Parameterized Sequential Decision Making Problems: Maximum-Entropy Principle based Approach

May 06, 2022, zoom / ESB 2001

Srinivasa Salapaka

UIUC, Merchanical Science and Engineering

Abstract

This talk introduces a class of optimization problems - Parameterized Sequential Decision Making (para-SDM) problems, and propose a comprehensive framework to address them. Para-SDM problems cover a vast range of network logistics and planning application areas such as facility location with path optimization (FLPO), vehicle routing, sensor network design, manufacturing process parameter optimization, last mile delivery, industrial robot-resource allocation, and data aggregation, classification, and clustering algorithms. These problems include large subclasses of problems such as Markov Decision Processes (MDPs), reinforcement learning (RL), clustering, resource allocation, scheduling, and routing problems. Conceptually these problems require simultaneously determining the shortest path and allocating resources in a network, incorporating application-specific capacity and exclusion constraints, and while respecting the dynamical evolution of the network. In this regard, they generalize Markov Decision Process (MDP) problems, which have been studied more extensively. This talk will present a combinatorial-optimization framework that address this class of problems. Many physical systems in nature pose combinatorial resource allocation problems that involve large number of configurations - on the order of Avogadro’s number, that is, about 10^23 particles. Statistical Physics provides methods and tools that make it possible to analyze such large systems.
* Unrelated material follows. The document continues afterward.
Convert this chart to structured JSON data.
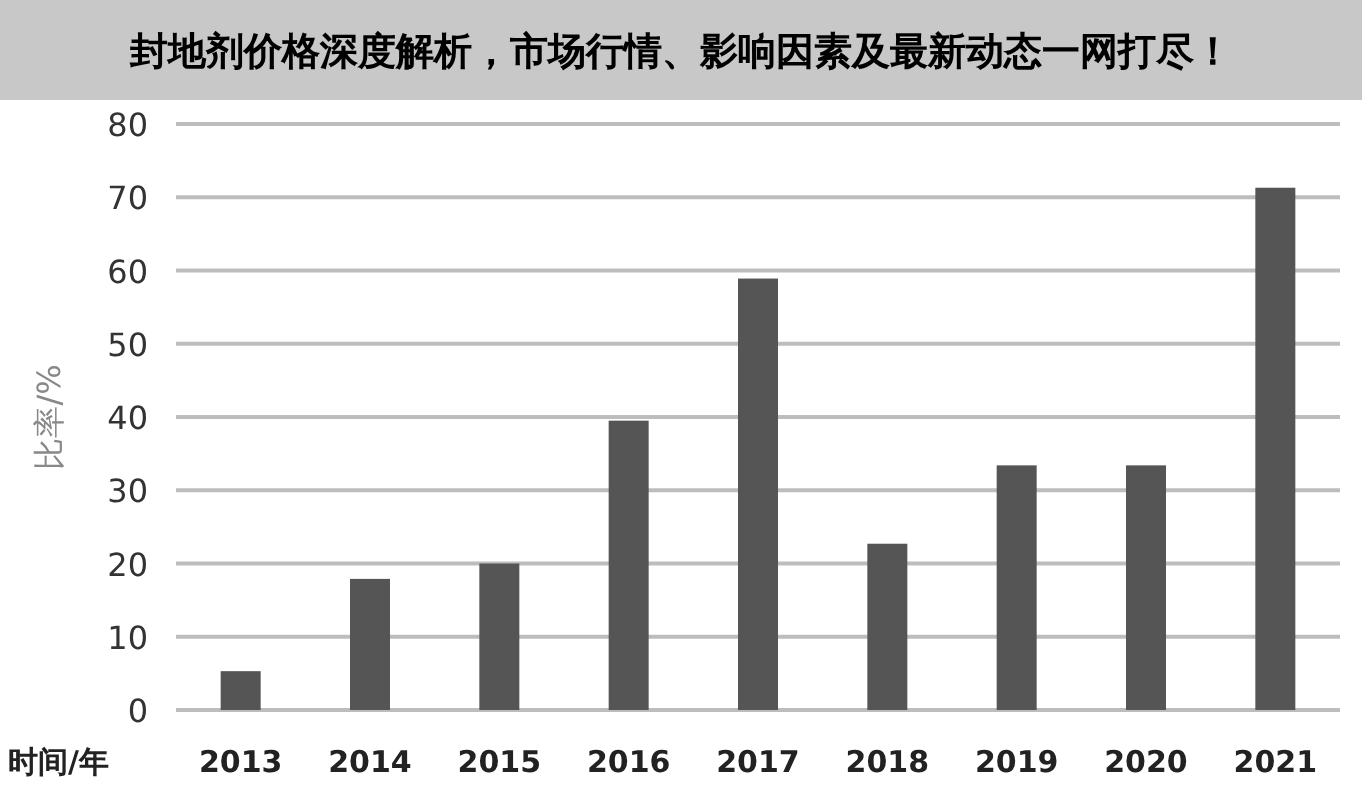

This talk will present methods and algorithms that mimic free-energy principle from statistical physics to address a class of combinatorial optimization problems. In fact, this principle is viewed as maximum entropy principle (MEP) propounded by E.T. Jaynes. The resulting framework generalized important concepts from clustering/classification literature as well as tools from machine learning – especially those related to MDPs and RL.

Speaker's Bio

Srinivasa M. Salapaka received the B.Tech. degree in Mechanical Engineering from Indian Institute of Technology in 1995, the M.S. and the Ph.D. degrees in Mechanical Engineering from the University of California at Santa Barbara, U.S.A in 1997 and 2002, respectively. During 2002-2004, he was a postdoctoral associate in the Laboratory for Information and Decision Systems, Massachusetts Institute of Technology, Cambridge, USA. Since January 2004, he has been a faculty member in Mechanical science and Engineering at the University of Illinois, Urbana-Champaign. He got the NSF CAREER award in the year 2005. He is an ASME Fellow since 2015. His areas of current research interest include machine learning, combinatorial optimization, and controls for scanning-probe microscopy, X-ray microscopy, and power-grid systems.